On the shoot her focus and confidence are as evident as ever. There is a dress she won’t wear, point-blank, and after each set-up she turns to the monitor to scrutinise the images. “I wouldn’t say I am a control freak, I just really want to have things be clear in some way. But to be more OK with the messiness of life is something I’ve been trying to learn through meditation…”
Nevertheless, when Watson’s full-time stylist Sarah Slutsky discusses the actress’s fashion on the phone, she is careful to speak with few specifics and becomes flustered when asked if she helps the star with her off-duty look. “I don’t know if I can answer this question,” she stumbles. “I’d need to discuss this with the rest of Emma’s team and get back to you.” She never did.
On a bright morning in Ascot, Watson, in a crisp white shirt and black Topshop jeans, meets me for lunch. Next week, she’ll start filming her first big-budget lead role as an all-singing-dancing-and-galloping Belle in Beauty and the Beast, slated for cinema release in 2017. It’s clear from the energy with which she enters the room that she is excited. Over a course of salads, the bread basket and full-sugar Coca-Colas, she seems less vulnerable than she has been before. In fact, she makes use of this meeting to try and shore up any weak patches she may have exposed last time.
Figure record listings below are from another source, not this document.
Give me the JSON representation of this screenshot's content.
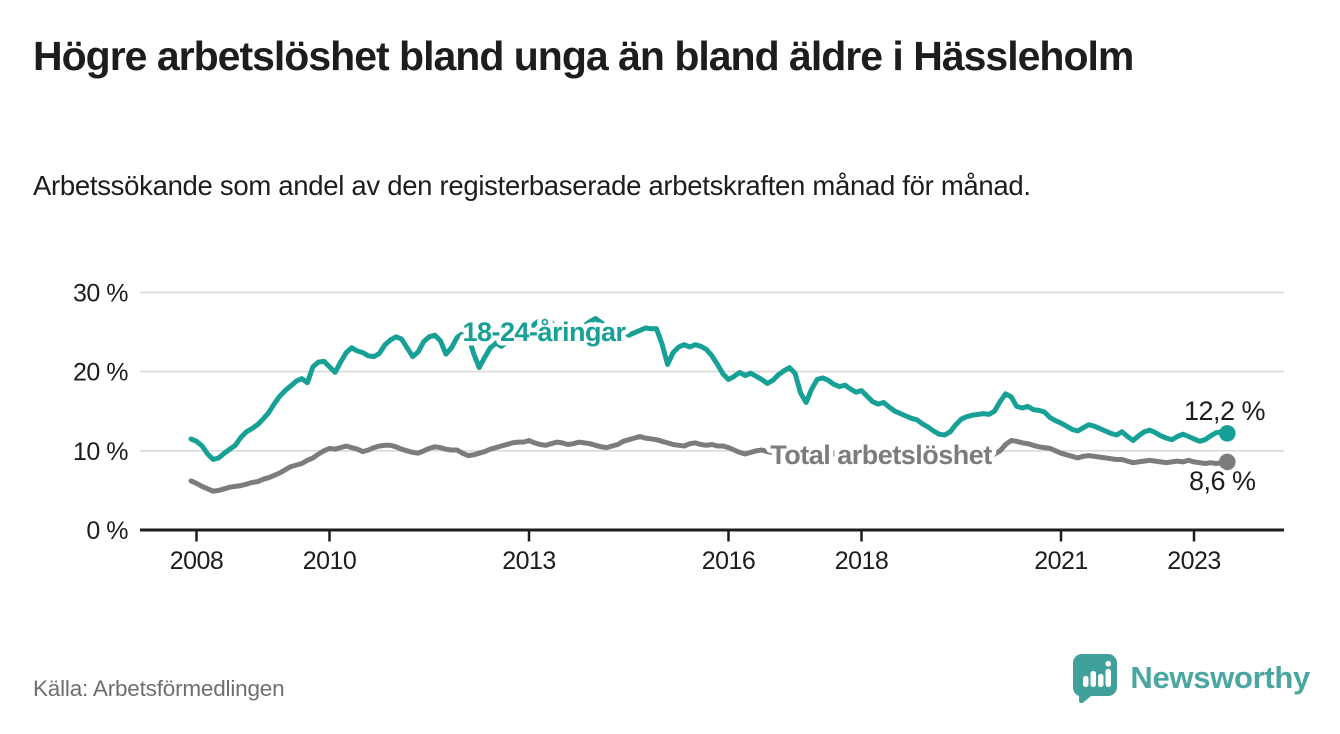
{
  "header": {
    "title": "Högre arbetslöshet bland unga än bland äldre i Hässleholm",
    "subtitle": "Arbetssökande som andel av den registerbaserade arbetskraften månad för månad."
  },
  "footer": {
    "source": "Källa: Arbetsförmedlingen",
    "brand": "Newsworthy"
  },
  "colors": {
    "accent_teal": "#17a096",
    "series_gray": "#7c7c7c",
    "axis": "#1d1d1b",
    "grid": "#d9d9d9",
    "annotation_text": "#1d1d1b",
    "brand_teal": "#49a6a0",
    "brand_icon_teal": "#40a09a",
    "source_gray": "#6f6f6f"
  },
  "chart_data": {
    "type": "line",
    "title": "Högre arbetslöshet bland unga än bland äldre i Hässleholm",
    "subtitle": "Arbetssökande som andel av den registerbaserade arbetskraften månad för månad.",
    "x_start": "2008-01",
    "x_end": "2023-08",
    "x_interval": "monthly",
    "x_axis": {
      "ticks": [
        2008,
        2010,
        2013,
        2016,
        2018,
        2021,
        2023
      ]
    },
    "y_axis": {
      "unit": "%",
      "range": [
        0,
        32
      ],
      "ticks": [
        {
          "value": 0,
          "label": "0 %"
        },
        {
          "value": 10,
          "label": "10 %"
        },
        {
          "value": 20,
          "label": "20 %"
        },
        {
          "value": 30,
          "label": "30 %"
        }
      ]
    },
    "grid": "horizontal",
    "legend": "inline-labels",
    "series": [
      {
        "name": "18-24-åringar",
        "color": "#17a096",
        "end_label": "12,2 %",
        "end_value": 12.2,
        "values": [
          11.5,
          11.2,
          10.6,
          9.6,
          8.9,
          9.1,
          9.7,
          10.2,
          10.7,
          11.7,
          12.4,
          12.8,
          13.3,
          14.0,
          14.8,
          15.9,
          16.9,
          17.6,
          18.2,
          18.8,
          19.1,
          18.6,
          20.6,
          21.2,
          21.3,
          20.6,
          19.9,
          21.2,
          22.4,
          23.0,
          22.6,
          22.4,
          22.0,
          21.9,
          22.3,
          23.4,
          24.0,
          24.4,
          24.1,
          23.0,
          21.9,
          22.5,
          23.8,
          24.4,
          24.6,
          23.9,
          22.2,
          23.0,
          24.3,
          24.8,
          24.6,
          22.3,
          20.5,
          21.8,
          23.0,
          23.6,
          23.2,
          23.7,
          24.0,
          24.2,
          24.5,
          25.2,
          26.0,
          26.5,
          26.8,
          26.2,
          25.6,
          25.9,
          26.3,
          25.8,
          25.4,
          25.8,
          26.3,
          26.7,
          26.2,
          25.6,
          25.2,
          24.8,
          25.0,
          24.6,
          24.9,
          25.2,
          25.5,
          25.4,
          25.4,
          23.5,
          20.9,
          22.4,
          23.1,
          23.4,
          23.1,
          23.4,
          23.2,
          22.8,
          22.0,
          20.9,
          19.7,
          19.0,
          19.4,
          19.9,
          19.5,
          19.8,
          19.4,
          19.0,
          18.5,
          18.9,
          19.6,
          20.1,
          20.5,
          19.8,
          17.3,
          16.1,
          17.8,
          19.0,
          19.2,
          18.9,
          18.4,
          18.1,
          18.3,
          17.8,
          17.4,
          17.6,
          16.9,
          16.2,
          15.9,
          16.1,
          15.5,
          15.0,
          14.7,
          14.4,
          14.1,
          13.9,
          13.4,
          13.0,
          12.5,
          12.1,
          12.0,
          12.4,
          13.3,
          14.0,
          14.3,
          14.5,
          14.6,
          14.7,
          14.6,
          15.0,
          16.2,
          17.2,
          16.8,
          15.6,
          15.4,
          15.6,
          15.2,
          15.1,
          14.9,
          14.2,
          13.8,
          13.5,
          13.1,
          12.7,
          12.5,
          12.9,
          13.3,
          13.1,
          12.8,
          12.5,
          12.2,
          12.0,
          12.4,
          11.8,
          11.3,
          11.9,
          12.4,
          12.6,
          12.3,
          11.9,
          11.6,
          11.4,
          11.8,
          12.1,
          11.8,
          11.5,
          11.2,
          11.4,
          11.9,
          12.3,
          12.4,
          12.2
        ]
      },
      {
        "name": "Total arbetslöshet",
        "color": "#7c7c7c",
        "end_label": "8,6 %",
        "end_value": 8.6,
        "values": [
          6.2,
          5.9,
          5.5,
          5.2,
          4.9,
          5.0,
          5.2,
          5.4,
          5.5,
          5.6,
          5.8,
          6.0,
          6.1,
          6.4,
          6.6,
          6.9,
          7.2,
          7.6,
          8.0,
          8.2,
          8.4,
          8.8,
          9.1,
          9.6,
          10.0,
          10.3,
          10.2,
          10.4,
          10.6,
          10.4,
          10.2,
          9.9,
          10.1,
          10.4,
          10.6,
          10.7,
          10.7,
          10.5,
          10.2,
          10.0,
          9.8,
          9.7,
          10.0,
          10.3,
          10.5,
          10.4,
          10.2,
          10.1,
          10.1,
          9.7,
          9.4,
          9.5,
          9.7,
          9.9,
          10.2,
          10.4,
          10.6,
          10.8,
          11.0,
          11.1,
          11.1,
          11.3,
          11.0,
          10.8,
          10.7,
          10.9,
          11.1,
          11.0,
          10.8,
          10.9,
          11.1,
          11.0,
          10.9,
          10.7,
          10.5,
          10.4,
          10.6,
          10.8,
          11.2,
          11.4,
          11.6,
          11.8,
          11.6,
          11.5,
          11.4,
          11.2,
          11.0,
          10.8,
          10.7,
          10.6,
          10.9,
          11.0,
          10.8,
          10.7,
          10.8,
          10.6,
          10.6,
          10.4,
          10.1,
          9.8,
          9.6,
          9.8,
          10.0,
          10.1,
          9.9,
          9.8,
          10.0,
          9.9,
          9.9,
          9.6,
          9.4,
          9.3,
          9.5,
          9.7,
          9.8,
          9.7,
          9.6,
          9.7,
          9.8,
          9.7,
          9.7,
          9.5,
          9.2,
          9.1,
          9.3,
          9.4,
          9.5,
          9.4,
          9.3,
          9.4,
          9.5,
          9.4,
          9.4,
          9.2,
          9.0,
          8.9,
          9.0,
          9.2,
          9.4,
          9.5,
          9.4,
          9.3,
          9.4,
          9.5,
          9.5,
          9.6,
          10.0,
          10.8,
          11.3,
          11.2,
          11.0,
          10.9,
          10.7,
          10.5,
          10.4,
          10.3,
          10.0,
          9.7,
          9.5,
          9.3,
          9.1,
          9.3,
          9.4,
          9.3,
          9.2,
          9.1,
          9.0,
          8.9,
          8.9,
          8.7,
          8.5,
          8.6,
          8.7,
          8.8,
          8.7,
          8.6,
          8.5,
          8.6,
          8.7,
          8.6,
          8.8,
          8.6,
          8.5,
          8.4,
          8.5,
          8.4,
          8.5,
          8.6
        ]
      }
    ]
  }
}
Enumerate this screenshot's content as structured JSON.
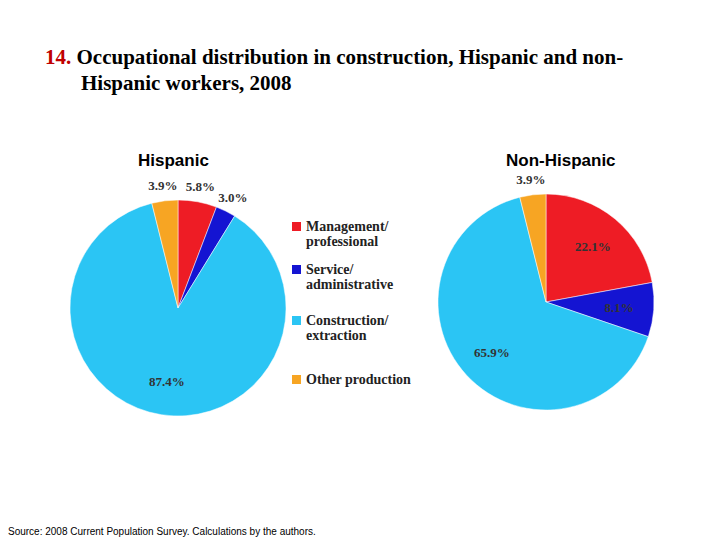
{
  "chart_data": {
    "type": "pie",
    "title": "14. Occupational distribution in construction, Hispanic and non-Hispanic workers, 2008",
    "categories": [
      "Management/ professional",
      "Service/ administrative",
      "Construction/ extraction",
      "Other production"
    ],
    "colors": [
      "#ee1c25",
      "#1414d2",
      "#2bc5f4",
      "#f7a523"
    ],
    "series": [
      {
        "name": "Hispanic",
        "values": [
          5.8,
          3.0,
          87.4,
          3.9
        ],
        "value_labels": [
          "5.8%",
          "3.0%",
          "87.4%",
          "3.9%"
        ]
      },
      {
        "name": "Non-Hispanic",
        "values": [
          22.1,
          8.1,
          65.9,
          3.9
        ],
        "value_labels": [
          "22.1%",
          "8.1%",
          "65.9%",
          "3.9%"
        ]
      }
    ],
    "data_labels": true,
    "legend": "center",
    "source": "Source: 2008 Current Population Survey. Calculations by the authors."
  }
}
“One thing I wanted to bring up,” she begins, her consonants cracking, her eyebrows punching, “I’ve been thinking about it since the last interview. You asked whether guys find me intimidating and does that make it difficult dating?” Given all that she had mentioned about the complications of meeting new people, it hadn’t seemed an unfair question, but Watson’s irritation is tangible. “I think it’s a myth and I think its fear-mongering. I don’t think it’s the truth at all. “The boyfriends or partners I’ve had have generally made me feel really cherished. They’ve built me up. I certainly haven’t found that with doing all that I do or being all that I am, that I’ve struggled in my love life. I just think its very patronising towards men. It undermines them.” And I’m reminded of her earlier admission, “I can be blunt and direct and quite confrontational!”
We move on. Watson tells me she’s begun work on a September concert, at the Barclays Center in Brooklyn, the next step in the He For She campaign. “So I’m writing letters to acts to figure out who will performs.” And there is something else, too, which she can’t tell me about, but it’s another He For She development that makes her rock on her chair, because “someone just wrote me a big cheque.” There are, inevitably, other things on the agenda, too: after filming, before the concert, she’ll maybe go on another silent retreat, and perhaps she’ll take a trip to Istanbul – after all, she likes to travel. She’ll also make time for a swim in Hampstead Heath Ladies’ Pond and visits to the Tracey Emin and Francis Bacon exhibitions at the Tate. And there is that jigsaw puzzle on her dining-room table she needs to finish “before I lose all the pieces.”
And, as if that’s not enough, I get an email the following week which reads: “Directors I’d love to work with: Joe Wright, Danny Boyle, Kathryn Bigelow, Jean-Marc Vallee, Ron Howard, David Fincher, Luca Guadagnino, Clint Eastwood.”
I’m just grateful I didn’t ask her for her bucket list.